Let me backtrack for a second about the grieving thing. Every year on August 9th, I am a complete waste of space. I cry all day, I’m sensitive, I’m absolutely miserable. I hated the day so much because it was a reminder of another year without Andy. Another year we’re not celebrating his birthday, another year I have to say, “Andy would have been ______ today if he were still alive.” Last year, that all changed for me. Sure, I was miserable and sad but thanks to therapy, I knew that sitting around the house wasn’t going to do me any favors. I began to go through the motions and process the fact that my brother is never coming back, and that I need to keep living. I see him every time I look at my son, I have a picture of him at my desk and on my mirror at home. I don’t know if I could have his picture everywhere I look, but when I do see the ones I have I no longer sob. It still hurts, I still miss him terribly, nothing can ever change that. I can only continue to keep living my life.

I have dealt with a lot of death in my life. My birth parents are dead, my grandmother is dead, my brother is dead. I have other family members that have passed on, as well as friends. It’s not an easy pill to swallow, but I think it’s been somewhat easier since being able to openly discuss my brother and grandmother with someone who just will listen and help me sort out my feelings. I have dealt with a lot of things in my life that would cause most to turn to a life of drugs, alcohol, and other things you read about in the news. I blamed myself for many years for a lot of the things that happened to me, but now I know that none of it is my fault, nor did I deserve it. I have always questioned whether or not I deserve to be loved, I felt that everyone gets sick of my shit and leaves anyway – and I always attribute that to my father never wanting to be clean so he can be my father. I always attribute that to my mother who could never be sober to be my mother. So to this day, I often question if I deserve my husband’s love. Last year, I would have said absolutely not, I’m the worst and everyone should just stay away.

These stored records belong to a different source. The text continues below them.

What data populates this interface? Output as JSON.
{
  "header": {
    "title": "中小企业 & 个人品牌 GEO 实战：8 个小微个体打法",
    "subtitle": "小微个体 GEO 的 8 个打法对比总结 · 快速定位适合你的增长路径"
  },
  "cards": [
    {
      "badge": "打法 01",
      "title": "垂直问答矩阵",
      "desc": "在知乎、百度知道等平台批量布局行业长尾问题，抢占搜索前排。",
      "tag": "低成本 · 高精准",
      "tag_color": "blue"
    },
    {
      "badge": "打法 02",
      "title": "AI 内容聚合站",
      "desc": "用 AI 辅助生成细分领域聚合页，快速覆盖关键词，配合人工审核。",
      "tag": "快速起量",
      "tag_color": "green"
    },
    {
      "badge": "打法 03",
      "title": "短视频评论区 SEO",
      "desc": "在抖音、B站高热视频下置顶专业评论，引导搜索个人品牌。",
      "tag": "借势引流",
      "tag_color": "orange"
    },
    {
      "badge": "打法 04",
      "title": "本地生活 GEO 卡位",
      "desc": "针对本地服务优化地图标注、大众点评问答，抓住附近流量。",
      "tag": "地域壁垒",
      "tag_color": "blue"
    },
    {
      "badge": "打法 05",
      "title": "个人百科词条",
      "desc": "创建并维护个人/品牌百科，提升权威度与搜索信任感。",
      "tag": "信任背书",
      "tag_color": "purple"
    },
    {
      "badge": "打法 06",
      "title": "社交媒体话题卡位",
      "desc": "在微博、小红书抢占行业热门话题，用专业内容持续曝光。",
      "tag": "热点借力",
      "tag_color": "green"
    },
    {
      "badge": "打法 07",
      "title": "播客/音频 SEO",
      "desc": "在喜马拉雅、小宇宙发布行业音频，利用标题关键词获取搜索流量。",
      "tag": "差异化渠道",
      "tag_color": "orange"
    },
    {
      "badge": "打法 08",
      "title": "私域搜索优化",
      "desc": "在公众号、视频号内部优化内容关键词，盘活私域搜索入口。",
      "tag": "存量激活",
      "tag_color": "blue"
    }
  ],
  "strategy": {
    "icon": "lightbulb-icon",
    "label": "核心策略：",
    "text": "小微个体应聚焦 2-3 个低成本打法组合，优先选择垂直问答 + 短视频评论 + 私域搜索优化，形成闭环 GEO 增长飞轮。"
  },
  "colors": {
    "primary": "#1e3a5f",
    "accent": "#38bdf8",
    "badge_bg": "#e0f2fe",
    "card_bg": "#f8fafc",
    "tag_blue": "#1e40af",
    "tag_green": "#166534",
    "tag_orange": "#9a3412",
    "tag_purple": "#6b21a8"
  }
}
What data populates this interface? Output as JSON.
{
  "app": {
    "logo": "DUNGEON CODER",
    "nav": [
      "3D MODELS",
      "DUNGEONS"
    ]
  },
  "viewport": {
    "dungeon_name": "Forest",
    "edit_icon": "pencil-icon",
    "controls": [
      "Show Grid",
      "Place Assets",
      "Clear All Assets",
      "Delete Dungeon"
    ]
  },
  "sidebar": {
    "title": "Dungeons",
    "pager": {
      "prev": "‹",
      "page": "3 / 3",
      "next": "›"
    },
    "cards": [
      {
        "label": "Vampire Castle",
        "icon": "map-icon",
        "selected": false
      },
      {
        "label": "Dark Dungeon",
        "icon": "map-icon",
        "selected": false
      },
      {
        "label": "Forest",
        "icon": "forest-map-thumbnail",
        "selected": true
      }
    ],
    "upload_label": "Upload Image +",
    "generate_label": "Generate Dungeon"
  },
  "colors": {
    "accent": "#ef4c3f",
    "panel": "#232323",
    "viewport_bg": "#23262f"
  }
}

But not anymore.

I am worthy of a lot of things, I’ve made my mistakes and I’ve learned from them. I have done some pretty craptacular things in my past and I take ownership of it, but it doesn’t make me the person that I am today. I know that now, and it’s only taken a year out of my 37 years of life to realize that. I know that I can change my appointments to once a month or every other week – but I truly don’t want to. I know that the only way that I can continue down this path is to stay consistent with what I’ve been doing for the past year. As I go over the past 365 days, I have to say that I am finally in a place where I can admit that the good days are going to happen as well as the bad, I have a very good life and it’s one that I deserve to have, and that no matter what – the life that I have is worth every second of living and to make the most of it.